Please see the Colab notebook here: https://colab.research.google.com/drive/11njPZ5vaAJl2_xmqk1M4BYtNOQ0jsiOD?usp=drive_link
How to use Figshare's OAI-PMH service
Figshare supports OAI-PMH, which gives a simple technical option for data providers to make their metadata available to services, based on the open standards HTTP (Hypertext Transport Protocol) and XML (Extensible Markup Language). For detailed information on OAI-PMH please visit: https://www.openarchives.org/pmh/
For Figshare's OAI-PMH documentation please head to https://docs.figshare.com/#oai_pmh.
OAI-PMH provides a standard way to retrieve metadata records mapped to a standard metadata schema. Depending on the repository, you may have several metadata schema options. For example, Figshare provides 7 schema options: Dublin Core, Datacite, RDF, CERIF XML, Qualified Dublin Core, Metadata Encoding and Transmission Standard, and UKETD_DC.
For example, this is useful for repositories that aggregate content. A national level repository could harvest metadata from all research repositories in the country that have an OAI-PMH endpoint.

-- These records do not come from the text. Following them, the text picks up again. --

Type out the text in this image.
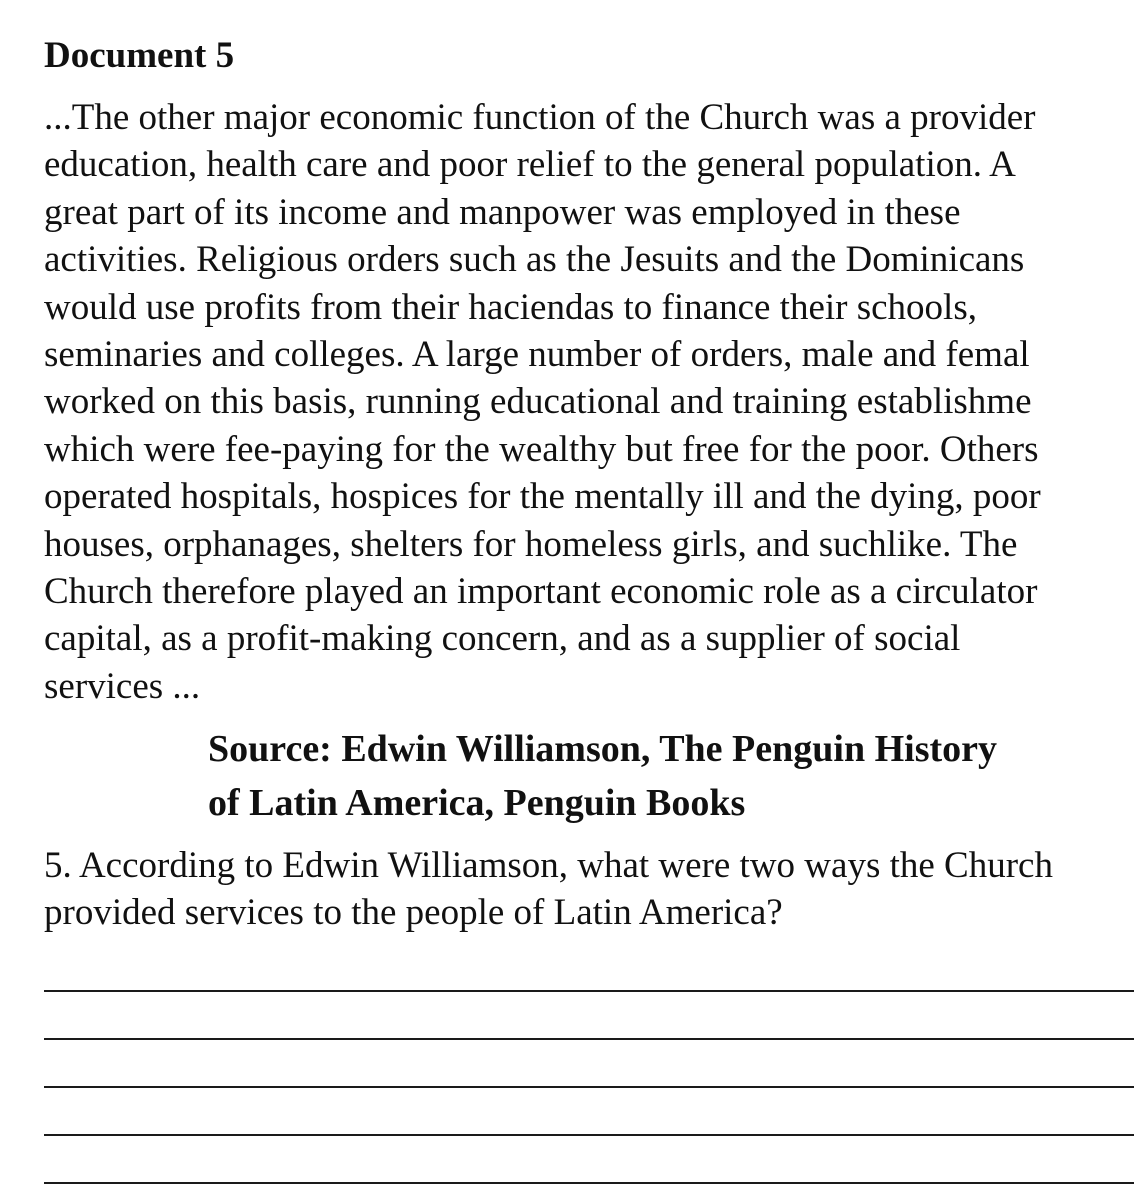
Document 5
...The other major economic function of the Church was a provider
education, health care and poor relief to the general population. A
great part of its income and manpower was employed in these
activities. Religious orders such as the Jesuits and the Dominicans
would use profits from their haciendas to finance their schools,
seminaries and colleges. A large number of orders, male and femal
worked on this basis, running educational and training establishme
which were fee-paying for the wealthy but free for the poor. Others
operated hospitals, hospices for the mentally ill and the dying, poor
houses, orphanages, shelters for homeless girls, and suchlike. The
Church therefore played an important economic role as a circulator
capital, as a profit-making concern, and as a supplier of social
services ...
Source: Edwin Williamson, The Penguin History
of Latin America, Penguin Books
5. According to Edwin Williamson, what were two ways the Church
provided services to the people of Latin America?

Because all the metadata will follow a standard schema and will be in the XML format, the aggregating repository doesn't have to do a lot of reformatting to display the harvested metadata properly.
To see a what the metadata looks like visit https://docs.figshare.com/#oai_pmh_some_examples
Or paste the urls below into a bowser tab to see the first 10 records returned for each request:
- Dublin Core from a repository: https://api.figshare.com/v2/oai?verb=ListRecords&metadataPrefix=oai_dc&set=portal_63
- RDF for a category: https://api.figshare.com/v2/oai?verb=ListRecords&metadataPrefix=rdf&set=category_150
- Dublin Core from a repository published August 18, 2024 or after: https://api.figshare.com/v2/oai?verb=ListRecords&metadataPrefix=oai_dc&set=portal_367&from=2024-08-18T00:31:01Z
When you request information from the OAI-PMH endpoint, Figshare labels the metadata content from the Figshare database that matches your requirements and provides it in the XML format.